For orthopeadics, the standardization of surgery is almost the same at home and abroad. The difficulty was the application of digital solutions.
“For example, when I first came back to China to do this kind of digital solution in 2018, most doctors had low acceptance of digital products and did not think digital products were in urgent need. However, in recent years, as we continue to launch digital products to solve clinical problems, promote market education, and strengthen the training of doctors, more and more doctors begin to accept digital products.” Dr. Zhang Yiling said.
Therefore, what innovation enterprises should do to conquer those challenges is to constantly polish their products according to clinical needs, continuously iterate and optimize, and do things that are truly helpful and valuable to clinical practice.
“As the product is introduced, more and more doctors will gradually accept digital products.
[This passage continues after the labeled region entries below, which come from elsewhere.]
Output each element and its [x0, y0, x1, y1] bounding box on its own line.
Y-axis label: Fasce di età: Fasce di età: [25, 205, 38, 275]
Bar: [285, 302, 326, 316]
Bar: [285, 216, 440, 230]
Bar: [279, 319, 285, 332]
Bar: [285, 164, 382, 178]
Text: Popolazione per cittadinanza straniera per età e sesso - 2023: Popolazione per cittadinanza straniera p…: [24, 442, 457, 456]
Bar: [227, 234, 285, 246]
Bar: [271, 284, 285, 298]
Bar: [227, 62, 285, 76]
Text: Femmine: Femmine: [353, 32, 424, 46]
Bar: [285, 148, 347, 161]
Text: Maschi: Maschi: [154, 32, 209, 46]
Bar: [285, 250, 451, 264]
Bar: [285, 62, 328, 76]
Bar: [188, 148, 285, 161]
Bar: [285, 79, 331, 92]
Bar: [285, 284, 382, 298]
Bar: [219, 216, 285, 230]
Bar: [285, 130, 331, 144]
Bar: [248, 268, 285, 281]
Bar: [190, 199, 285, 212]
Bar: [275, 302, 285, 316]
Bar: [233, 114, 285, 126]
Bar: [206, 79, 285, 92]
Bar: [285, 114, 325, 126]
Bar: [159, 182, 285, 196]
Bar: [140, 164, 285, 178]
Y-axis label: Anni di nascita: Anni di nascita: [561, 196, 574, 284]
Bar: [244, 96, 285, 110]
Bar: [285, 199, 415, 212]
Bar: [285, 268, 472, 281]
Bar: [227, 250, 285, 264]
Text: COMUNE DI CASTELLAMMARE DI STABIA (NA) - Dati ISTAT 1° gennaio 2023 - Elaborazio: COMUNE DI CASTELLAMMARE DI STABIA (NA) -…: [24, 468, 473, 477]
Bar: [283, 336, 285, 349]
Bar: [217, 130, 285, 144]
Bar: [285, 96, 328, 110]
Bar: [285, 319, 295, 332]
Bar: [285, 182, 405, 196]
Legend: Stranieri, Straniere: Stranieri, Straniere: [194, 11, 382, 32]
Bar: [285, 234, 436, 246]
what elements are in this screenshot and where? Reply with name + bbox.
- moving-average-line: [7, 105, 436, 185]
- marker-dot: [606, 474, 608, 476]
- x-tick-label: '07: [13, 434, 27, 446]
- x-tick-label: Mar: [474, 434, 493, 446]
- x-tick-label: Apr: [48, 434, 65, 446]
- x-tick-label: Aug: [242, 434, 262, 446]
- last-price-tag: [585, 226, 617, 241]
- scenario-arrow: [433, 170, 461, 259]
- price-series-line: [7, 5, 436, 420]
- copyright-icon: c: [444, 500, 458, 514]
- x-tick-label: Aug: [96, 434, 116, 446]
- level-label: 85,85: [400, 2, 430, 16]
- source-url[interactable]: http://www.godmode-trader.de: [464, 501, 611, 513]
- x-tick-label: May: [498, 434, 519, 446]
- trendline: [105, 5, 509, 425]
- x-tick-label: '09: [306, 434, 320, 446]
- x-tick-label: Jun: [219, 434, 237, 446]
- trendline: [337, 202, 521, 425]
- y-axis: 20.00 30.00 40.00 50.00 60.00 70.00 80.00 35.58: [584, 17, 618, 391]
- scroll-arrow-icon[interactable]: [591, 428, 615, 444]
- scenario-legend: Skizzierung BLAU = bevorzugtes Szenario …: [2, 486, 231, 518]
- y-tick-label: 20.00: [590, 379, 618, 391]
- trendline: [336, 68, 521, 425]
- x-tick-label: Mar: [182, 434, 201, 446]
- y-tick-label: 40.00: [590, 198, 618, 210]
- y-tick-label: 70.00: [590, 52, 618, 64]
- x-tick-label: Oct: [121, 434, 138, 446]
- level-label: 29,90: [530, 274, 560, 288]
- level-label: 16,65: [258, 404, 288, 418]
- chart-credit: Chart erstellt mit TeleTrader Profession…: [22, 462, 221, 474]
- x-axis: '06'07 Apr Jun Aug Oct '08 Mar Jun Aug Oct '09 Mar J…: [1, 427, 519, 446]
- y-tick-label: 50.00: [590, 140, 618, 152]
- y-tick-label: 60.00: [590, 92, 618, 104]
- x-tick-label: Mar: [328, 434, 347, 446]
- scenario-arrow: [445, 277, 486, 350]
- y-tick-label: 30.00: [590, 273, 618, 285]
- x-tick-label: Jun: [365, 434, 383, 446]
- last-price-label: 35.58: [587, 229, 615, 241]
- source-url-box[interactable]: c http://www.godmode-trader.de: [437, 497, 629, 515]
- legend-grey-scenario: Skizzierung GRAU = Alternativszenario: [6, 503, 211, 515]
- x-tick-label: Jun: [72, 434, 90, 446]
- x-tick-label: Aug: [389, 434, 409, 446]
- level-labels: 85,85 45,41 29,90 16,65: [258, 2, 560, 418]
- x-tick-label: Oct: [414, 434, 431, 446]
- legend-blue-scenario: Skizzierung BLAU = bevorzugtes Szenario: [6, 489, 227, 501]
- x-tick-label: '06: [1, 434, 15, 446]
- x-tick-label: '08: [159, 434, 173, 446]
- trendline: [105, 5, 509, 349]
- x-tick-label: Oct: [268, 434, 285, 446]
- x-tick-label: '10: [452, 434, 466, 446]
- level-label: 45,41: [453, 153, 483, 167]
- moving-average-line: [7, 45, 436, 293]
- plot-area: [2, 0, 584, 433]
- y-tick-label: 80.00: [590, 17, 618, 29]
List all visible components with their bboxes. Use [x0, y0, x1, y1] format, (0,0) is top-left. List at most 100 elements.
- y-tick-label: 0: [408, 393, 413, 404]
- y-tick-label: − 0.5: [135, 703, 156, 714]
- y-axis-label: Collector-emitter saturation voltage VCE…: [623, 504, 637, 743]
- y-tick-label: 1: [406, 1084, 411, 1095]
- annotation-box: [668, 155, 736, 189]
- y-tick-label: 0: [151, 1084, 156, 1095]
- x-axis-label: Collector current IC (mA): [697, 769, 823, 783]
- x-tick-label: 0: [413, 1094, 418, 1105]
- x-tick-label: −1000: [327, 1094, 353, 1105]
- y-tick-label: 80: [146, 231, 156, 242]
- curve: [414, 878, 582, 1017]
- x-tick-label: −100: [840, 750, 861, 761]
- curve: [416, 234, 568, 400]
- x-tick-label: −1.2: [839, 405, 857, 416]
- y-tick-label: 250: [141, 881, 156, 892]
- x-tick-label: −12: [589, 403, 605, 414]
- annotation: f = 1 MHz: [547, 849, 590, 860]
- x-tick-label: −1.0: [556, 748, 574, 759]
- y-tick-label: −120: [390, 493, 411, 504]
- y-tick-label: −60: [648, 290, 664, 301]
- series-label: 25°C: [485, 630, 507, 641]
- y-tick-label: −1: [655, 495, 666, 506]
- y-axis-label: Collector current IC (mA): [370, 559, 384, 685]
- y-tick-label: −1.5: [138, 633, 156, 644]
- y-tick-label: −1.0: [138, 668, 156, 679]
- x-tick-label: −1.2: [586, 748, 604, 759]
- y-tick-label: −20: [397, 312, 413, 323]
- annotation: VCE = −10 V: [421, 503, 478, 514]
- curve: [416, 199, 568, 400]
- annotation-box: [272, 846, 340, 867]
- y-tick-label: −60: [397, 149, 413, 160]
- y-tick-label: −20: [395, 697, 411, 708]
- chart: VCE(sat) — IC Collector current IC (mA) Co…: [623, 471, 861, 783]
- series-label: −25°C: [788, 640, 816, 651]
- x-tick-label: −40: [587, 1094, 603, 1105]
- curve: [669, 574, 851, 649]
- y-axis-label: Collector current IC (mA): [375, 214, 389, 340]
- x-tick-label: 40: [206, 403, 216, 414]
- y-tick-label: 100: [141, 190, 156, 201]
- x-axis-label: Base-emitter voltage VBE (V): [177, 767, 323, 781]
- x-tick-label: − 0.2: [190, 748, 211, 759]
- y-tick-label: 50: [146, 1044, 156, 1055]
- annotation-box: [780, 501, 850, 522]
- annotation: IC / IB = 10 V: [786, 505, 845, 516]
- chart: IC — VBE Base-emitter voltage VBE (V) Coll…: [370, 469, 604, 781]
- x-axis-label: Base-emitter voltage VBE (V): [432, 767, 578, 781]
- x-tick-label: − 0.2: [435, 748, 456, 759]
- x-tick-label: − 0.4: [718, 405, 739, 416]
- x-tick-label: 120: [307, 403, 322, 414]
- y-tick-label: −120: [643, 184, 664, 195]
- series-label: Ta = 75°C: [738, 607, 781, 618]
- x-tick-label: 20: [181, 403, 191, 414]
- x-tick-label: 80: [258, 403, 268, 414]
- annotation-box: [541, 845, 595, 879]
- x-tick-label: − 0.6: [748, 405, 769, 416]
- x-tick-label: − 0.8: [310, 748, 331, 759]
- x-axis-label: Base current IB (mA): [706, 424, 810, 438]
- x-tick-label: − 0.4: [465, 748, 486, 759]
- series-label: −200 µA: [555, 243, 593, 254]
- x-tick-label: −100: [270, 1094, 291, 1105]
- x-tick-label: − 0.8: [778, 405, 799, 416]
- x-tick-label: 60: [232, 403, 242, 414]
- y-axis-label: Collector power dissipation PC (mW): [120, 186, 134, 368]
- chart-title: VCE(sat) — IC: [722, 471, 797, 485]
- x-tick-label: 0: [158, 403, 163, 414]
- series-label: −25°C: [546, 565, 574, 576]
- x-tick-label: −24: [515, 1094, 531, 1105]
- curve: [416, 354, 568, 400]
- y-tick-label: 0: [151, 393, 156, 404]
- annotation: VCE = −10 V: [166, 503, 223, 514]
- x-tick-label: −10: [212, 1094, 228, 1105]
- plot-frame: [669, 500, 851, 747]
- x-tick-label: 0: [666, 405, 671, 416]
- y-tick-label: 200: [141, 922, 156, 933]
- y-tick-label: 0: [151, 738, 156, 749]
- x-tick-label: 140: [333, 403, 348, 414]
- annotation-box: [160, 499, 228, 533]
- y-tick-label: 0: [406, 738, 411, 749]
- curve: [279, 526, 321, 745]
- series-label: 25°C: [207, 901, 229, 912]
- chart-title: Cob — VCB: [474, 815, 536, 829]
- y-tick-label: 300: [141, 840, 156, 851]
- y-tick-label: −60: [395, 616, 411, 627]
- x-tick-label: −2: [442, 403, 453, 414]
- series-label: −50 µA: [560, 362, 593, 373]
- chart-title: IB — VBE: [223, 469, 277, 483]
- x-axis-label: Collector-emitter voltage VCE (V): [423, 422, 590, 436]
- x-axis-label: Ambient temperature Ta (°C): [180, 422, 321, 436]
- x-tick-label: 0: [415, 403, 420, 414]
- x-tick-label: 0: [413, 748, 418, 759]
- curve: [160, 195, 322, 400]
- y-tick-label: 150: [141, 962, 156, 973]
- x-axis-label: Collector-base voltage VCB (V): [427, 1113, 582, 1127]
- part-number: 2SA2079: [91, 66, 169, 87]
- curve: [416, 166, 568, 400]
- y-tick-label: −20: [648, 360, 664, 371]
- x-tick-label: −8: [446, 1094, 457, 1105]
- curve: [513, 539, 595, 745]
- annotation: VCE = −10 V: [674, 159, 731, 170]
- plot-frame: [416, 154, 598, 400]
This is also a very good phenomenon that we have seen in the last year or two.” Dr. Zhang Yiling said in a statement.
Part 4. Outlook of globalization of China’s healthcare innovation
Although there are many challenges faced by China’s healthcare companies in the path of going global, China still possesses a lot of strengths in supporting heathcare innovation.
One is that China is a big country with one of the fastest growing ageing population in the world which exhibits high demand for healthcare. The other one is that we are transforming to “thriving mode” from “surviving mode”.
“I think there will be a huge amount of capitals pouring into healthcare innovation in China. Secondly, China’s CXO companies have been at the forefront of the world and realized internationalization. For some CXO companies, more than half of their orders are from the overseas, supporting both local and global innovation at the same time,” Dr. Shi said, “The third advantage is that China is in the leading position in some emerging technologies in the healthcare sector, such as the medical robot, AI-assisted drug discovery, gene and cell therapy, ADC, stem cells and regenerative medicine.”
Meanwhile, China’s disease spectrum is different from that in other countries. A rare disease abroad may be a common disease in China. “China is expected to take the lead in these therapeutic fields with rich clinical resources and spread these breakthroughs worldwide,” Dr. Shi added.
The last one is the cross-border innovation, which will lead to the emergence of next-generation revolutionary products. There are not only a large number of excellent engineers in “hard” science and technology in China, but also a large number of biotech R&D researchers created by the Biotech bubble in recent years.
“The cross-border collaboration of the two groups of engineers in multidisciplinary fields may lead to breakthroughs in the future.” Dr. Shi Zhengzheng told EqualOcean.